Because of their wired design, they're compatible with most consoles and PCs. They have a comfortable fit and good overall mic performance, so your teammates will hear you clearly. A slider on each ear cup allows you to adjust the bass level in each ear separately. As expected, their sound profile is very bass-heavy with the sliders turned up. They deliver extra boom that helps bring out sound effects, which makes the mix sound muddy overall. Fortunately, voices and instruments are still present and clear. Still, you can't make any adjustments since these headphones don't work with companion software and lack sound customization features like an EQ.
If you're looking to get the most for your dollar, you might want a headset that you can use for more than just gaming. One such headset, the Logitech G433, is well-suited for use at the office or just casual music listening around town. These headphones are compatible with most major platforms and consoles, and their boom mic has a great performance, so you'll sound natural during online games, even with some noise in the background. A 1/8" TRRS cable with a separate in-line mic is included, so you can take calls when you're out and about without the bulky boom mic.

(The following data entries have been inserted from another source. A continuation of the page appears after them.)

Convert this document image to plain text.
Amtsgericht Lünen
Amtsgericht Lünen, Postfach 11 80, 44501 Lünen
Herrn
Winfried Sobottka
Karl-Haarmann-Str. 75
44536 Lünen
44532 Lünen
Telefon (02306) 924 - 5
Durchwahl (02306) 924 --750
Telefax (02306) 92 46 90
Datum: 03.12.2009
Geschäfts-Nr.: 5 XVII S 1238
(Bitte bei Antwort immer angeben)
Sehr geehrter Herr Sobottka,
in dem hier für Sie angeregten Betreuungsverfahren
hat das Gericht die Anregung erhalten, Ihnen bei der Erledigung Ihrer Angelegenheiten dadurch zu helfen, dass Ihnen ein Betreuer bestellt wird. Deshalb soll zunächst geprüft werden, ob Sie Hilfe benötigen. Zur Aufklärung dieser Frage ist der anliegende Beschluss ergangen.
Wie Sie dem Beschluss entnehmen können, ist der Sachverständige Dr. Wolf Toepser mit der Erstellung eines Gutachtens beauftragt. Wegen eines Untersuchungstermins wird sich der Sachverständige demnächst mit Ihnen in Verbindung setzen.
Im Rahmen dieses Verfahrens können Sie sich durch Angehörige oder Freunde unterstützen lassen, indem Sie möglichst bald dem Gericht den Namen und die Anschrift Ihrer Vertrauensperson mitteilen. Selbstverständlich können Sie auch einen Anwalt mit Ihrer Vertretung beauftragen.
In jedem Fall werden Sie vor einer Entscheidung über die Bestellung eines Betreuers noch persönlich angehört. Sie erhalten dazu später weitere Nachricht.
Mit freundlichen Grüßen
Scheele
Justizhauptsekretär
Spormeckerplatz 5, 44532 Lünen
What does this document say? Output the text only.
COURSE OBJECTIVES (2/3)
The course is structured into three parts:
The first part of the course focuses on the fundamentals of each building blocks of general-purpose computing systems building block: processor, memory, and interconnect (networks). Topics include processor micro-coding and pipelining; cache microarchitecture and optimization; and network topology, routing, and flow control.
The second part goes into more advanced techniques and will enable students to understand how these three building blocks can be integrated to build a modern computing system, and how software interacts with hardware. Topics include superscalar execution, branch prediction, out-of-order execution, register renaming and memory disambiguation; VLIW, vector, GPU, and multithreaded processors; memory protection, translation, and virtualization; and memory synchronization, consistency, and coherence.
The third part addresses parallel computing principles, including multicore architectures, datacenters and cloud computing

Their default sound profile is well-balanced, with a bit of extra boom that doesn't muddy the rest of the mix. This sound is suitable for various content and can be customized with a graphic EQ and presets in the Logitech G HUB software. They also support Dolby 7.1 virtual surround sound, which can help create a more immersive experience when gaming or just listening to music. However, like most gaming headsets, they don't have ANC and won't block out much ambient sound, so they aren't ideal for your commute. They also leak a lot of audio, so people nearby will hear your music if you're in a quiet office. Still, their versatility makes them considerable if you're looking for the best option for more than static gaming at home.
The best open-back gaming headset we've tested is the Sennheiser Game One Gaming Headset. Consider an open-back design for gaming if audio quality is a high priority. These headphones are usually quite a bit pricier than our other picks but can frequently be found on sale around the $100 mark. This design allows them to create a wider, more spacious-seeming passive soundstage, making game audio more immersive. Their boom mic also has excellent recording quality, making your voice sound more natural and full-bodied than the Logitech G535 LIGHTSPEED Wireless' mic.
They're also more comfortable than the Logitech headphones and have a sturdy build and a wired design that eliminates latency. Like most open-back headphones, their sound lacks low-bass, so action-packed soundtracks don't have good thump and rumble. That said, their well-balanced high-bass response brings warmth and body into the mix, and the rest of the range is neutral, so elements like voices are clear and accurate. However, they aren't ideal for use outside of quiet environments since they hardly block ambient sound because of their open-back design.
Our recommendations above are what we think are currently the best headphones under $100 for most gamers. We factor in the price (cheaper headphones win over pricier ones if the difference isn't worth it), feedback from our visitors, and availability (no headphones that are difficult to find or almost out of stock everywhere).
If you would like to choose for yourself, here is the list of all our reviews for gaming headsets under $100. Be careful not to get caught up in the details. There are no perfect headphones. Personal taste, preference, and listening habits will matter more in your selection, especially if you do not care about having a microphone or wireless features.